Козел такое все понимал.
– Какой ты заноза, я никогда не думал, что ты такой негодяй. Сейчас же садись и не мешай, а то я тебя вон выгоню.
Алпатов сел. Победа была за ним. Козел задрожал ногою, и половица ходуном заходила.
– Вон вы опять дрожите, невозможно сидеть.
– Вон, вон! – кричал в бешенстве учитель. Тогда Алпатов встал бледный и сказал:
– Сам вон, обманщик и трус. Я не ручаюсь за себя, я не знаю, что сделаю, может быть, я убью.
Тогда все провалилось: и класс исчез в гробовой тишине и Козел.
Заунывно ударил еще раз колокол крестопоклонной недели. Козел перекрестился большим открытым крестом, принимая большое решение, сложил журнал, убрал карандаши.
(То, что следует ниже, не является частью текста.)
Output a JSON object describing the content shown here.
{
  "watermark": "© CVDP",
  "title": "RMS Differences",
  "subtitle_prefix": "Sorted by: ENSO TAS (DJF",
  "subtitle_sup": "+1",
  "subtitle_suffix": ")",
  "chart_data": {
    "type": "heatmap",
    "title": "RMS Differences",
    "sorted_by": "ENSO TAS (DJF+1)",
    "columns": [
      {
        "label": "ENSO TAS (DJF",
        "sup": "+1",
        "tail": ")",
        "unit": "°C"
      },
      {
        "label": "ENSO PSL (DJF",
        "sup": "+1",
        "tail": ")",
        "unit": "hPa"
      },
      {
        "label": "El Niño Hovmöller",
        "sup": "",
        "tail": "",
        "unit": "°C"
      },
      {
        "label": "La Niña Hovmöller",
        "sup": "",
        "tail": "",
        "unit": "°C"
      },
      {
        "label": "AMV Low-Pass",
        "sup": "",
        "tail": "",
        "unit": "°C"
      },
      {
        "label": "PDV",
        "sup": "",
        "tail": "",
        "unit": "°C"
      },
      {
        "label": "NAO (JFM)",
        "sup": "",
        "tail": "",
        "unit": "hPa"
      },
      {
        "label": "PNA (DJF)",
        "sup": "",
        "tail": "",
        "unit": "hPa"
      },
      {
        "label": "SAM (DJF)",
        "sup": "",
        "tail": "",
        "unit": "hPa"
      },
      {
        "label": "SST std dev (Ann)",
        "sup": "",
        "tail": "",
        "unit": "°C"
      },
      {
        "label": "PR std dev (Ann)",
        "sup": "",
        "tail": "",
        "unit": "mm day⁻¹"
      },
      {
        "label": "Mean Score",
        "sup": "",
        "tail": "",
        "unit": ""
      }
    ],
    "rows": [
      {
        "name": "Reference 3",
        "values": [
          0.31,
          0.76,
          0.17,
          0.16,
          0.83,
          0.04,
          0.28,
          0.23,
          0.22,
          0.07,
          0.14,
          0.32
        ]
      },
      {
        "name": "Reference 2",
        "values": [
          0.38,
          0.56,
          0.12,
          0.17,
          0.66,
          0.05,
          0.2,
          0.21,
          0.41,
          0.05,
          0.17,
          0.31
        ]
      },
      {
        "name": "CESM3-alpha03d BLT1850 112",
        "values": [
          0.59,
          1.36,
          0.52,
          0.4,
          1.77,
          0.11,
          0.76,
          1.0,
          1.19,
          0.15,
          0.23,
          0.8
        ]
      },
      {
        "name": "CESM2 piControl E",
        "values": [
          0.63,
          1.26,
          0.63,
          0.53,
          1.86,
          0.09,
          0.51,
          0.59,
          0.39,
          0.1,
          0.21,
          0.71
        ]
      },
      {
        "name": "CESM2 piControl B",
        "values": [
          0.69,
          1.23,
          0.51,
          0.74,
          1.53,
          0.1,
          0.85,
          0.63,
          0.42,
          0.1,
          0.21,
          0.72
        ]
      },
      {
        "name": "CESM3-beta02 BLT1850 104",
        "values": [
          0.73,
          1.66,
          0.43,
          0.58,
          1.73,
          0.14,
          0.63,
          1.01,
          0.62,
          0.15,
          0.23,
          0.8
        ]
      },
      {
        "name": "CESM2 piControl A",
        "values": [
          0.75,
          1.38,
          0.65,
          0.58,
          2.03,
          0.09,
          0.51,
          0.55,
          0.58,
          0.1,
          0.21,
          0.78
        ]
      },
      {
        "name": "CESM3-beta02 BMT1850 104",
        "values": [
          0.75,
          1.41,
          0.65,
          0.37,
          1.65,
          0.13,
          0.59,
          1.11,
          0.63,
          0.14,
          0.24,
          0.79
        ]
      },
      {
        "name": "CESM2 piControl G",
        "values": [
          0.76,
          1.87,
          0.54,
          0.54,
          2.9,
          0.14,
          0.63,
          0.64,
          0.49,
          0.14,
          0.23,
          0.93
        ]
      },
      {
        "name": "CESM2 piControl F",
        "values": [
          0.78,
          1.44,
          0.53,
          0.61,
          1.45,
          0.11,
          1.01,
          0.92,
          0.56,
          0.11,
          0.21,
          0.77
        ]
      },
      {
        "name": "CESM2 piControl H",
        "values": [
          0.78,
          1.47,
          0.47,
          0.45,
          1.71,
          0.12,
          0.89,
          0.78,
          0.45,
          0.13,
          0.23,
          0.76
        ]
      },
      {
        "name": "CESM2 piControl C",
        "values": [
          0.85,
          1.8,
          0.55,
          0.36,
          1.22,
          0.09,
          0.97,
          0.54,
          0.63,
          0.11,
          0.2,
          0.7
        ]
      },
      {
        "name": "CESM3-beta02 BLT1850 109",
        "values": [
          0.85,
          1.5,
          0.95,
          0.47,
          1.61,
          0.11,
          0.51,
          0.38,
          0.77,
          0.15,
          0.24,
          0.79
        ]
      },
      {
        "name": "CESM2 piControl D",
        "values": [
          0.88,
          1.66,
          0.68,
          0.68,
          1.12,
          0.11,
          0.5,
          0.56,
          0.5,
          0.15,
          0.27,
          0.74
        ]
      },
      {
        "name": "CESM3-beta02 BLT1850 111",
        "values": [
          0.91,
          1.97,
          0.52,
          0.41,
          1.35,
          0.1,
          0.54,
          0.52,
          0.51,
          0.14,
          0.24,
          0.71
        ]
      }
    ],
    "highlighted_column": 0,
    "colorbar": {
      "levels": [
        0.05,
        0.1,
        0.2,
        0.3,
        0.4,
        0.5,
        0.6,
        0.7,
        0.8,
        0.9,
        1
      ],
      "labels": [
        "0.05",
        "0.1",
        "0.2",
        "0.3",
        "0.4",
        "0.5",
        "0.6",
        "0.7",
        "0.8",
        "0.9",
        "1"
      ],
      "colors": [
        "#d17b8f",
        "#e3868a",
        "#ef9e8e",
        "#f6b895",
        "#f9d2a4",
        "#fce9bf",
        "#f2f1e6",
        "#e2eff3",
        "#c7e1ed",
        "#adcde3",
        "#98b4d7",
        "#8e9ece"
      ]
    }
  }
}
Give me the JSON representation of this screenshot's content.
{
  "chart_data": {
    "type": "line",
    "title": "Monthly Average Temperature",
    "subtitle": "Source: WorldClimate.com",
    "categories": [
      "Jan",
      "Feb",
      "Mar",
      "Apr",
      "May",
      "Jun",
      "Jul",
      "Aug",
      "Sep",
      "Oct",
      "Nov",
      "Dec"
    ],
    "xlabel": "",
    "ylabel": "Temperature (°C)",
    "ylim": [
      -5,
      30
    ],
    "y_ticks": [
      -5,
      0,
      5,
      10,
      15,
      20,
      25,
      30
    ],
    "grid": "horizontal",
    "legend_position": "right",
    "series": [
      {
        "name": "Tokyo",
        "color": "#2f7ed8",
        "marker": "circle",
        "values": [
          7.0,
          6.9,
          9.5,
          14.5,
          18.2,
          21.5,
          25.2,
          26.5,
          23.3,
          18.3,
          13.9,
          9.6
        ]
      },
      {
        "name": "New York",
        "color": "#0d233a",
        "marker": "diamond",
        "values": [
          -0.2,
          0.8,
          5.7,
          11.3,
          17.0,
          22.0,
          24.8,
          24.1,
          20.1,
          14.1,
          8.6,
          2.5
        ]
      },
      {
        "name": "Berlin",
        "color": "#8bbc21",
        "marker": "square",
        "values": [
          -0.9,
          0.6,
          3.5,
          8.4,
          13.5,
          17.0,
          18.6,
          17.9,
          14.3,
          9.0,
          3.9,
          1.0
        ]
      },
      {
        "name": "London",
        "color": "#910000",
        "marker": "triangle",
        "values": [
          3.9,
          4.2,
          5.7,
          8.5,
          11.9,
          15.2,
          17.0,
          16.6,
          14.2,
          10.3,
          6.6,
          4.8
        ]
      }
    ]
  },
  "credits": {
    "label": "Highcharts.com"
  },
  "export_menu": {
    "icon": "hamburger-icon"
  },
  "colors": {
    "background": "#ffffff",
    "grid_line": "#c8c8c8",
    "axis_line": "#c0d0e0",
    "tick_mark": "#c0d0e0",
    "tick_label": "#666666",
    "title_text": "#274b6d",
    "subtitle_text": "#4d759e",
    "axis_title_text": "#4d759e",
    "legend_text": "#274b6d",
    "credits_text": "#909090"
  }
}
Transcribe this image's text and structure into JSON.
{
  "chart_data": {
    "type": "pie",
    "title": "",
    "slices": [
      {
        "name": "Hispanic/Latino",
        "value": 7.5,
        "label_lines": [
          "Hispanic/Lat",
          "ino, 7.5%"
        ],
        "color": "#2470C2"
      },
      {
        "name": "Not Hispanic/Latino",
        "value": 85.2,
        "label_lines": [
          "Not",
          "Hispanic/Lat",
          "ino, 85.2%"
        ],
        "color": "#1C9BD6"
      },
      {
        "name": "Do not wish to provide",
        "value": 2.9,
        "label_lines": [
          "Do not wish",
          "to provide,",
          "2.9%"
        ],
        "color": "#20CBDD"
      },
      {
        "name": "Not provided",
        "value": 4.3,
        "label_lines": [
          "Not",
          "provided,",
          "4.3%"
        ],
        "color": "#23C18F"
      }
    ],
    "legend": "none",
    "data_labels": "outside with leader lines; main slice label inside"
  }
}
– Ты – маленький Каин! – прошептал он Алпатову, уходя вон из класса.
– Козел! Козел! – крикнул ему в спину Алпатов. Через несколько минут в класс вошел Обезьян; у него было торжественно-мрачное лицо, и он сказал:
– Алпатов, возьми свой ранец, уходи из класса и больше не возвращайся.
Алпатов не надел на спину ранец, как это непременно требуется, а взял его под мышку портфелем, запел:
Allons, enfants de la patrie!
И пошел в коридор мимо директора, не поклонился и все пел:
Contre nous de la tyrannie…
[6]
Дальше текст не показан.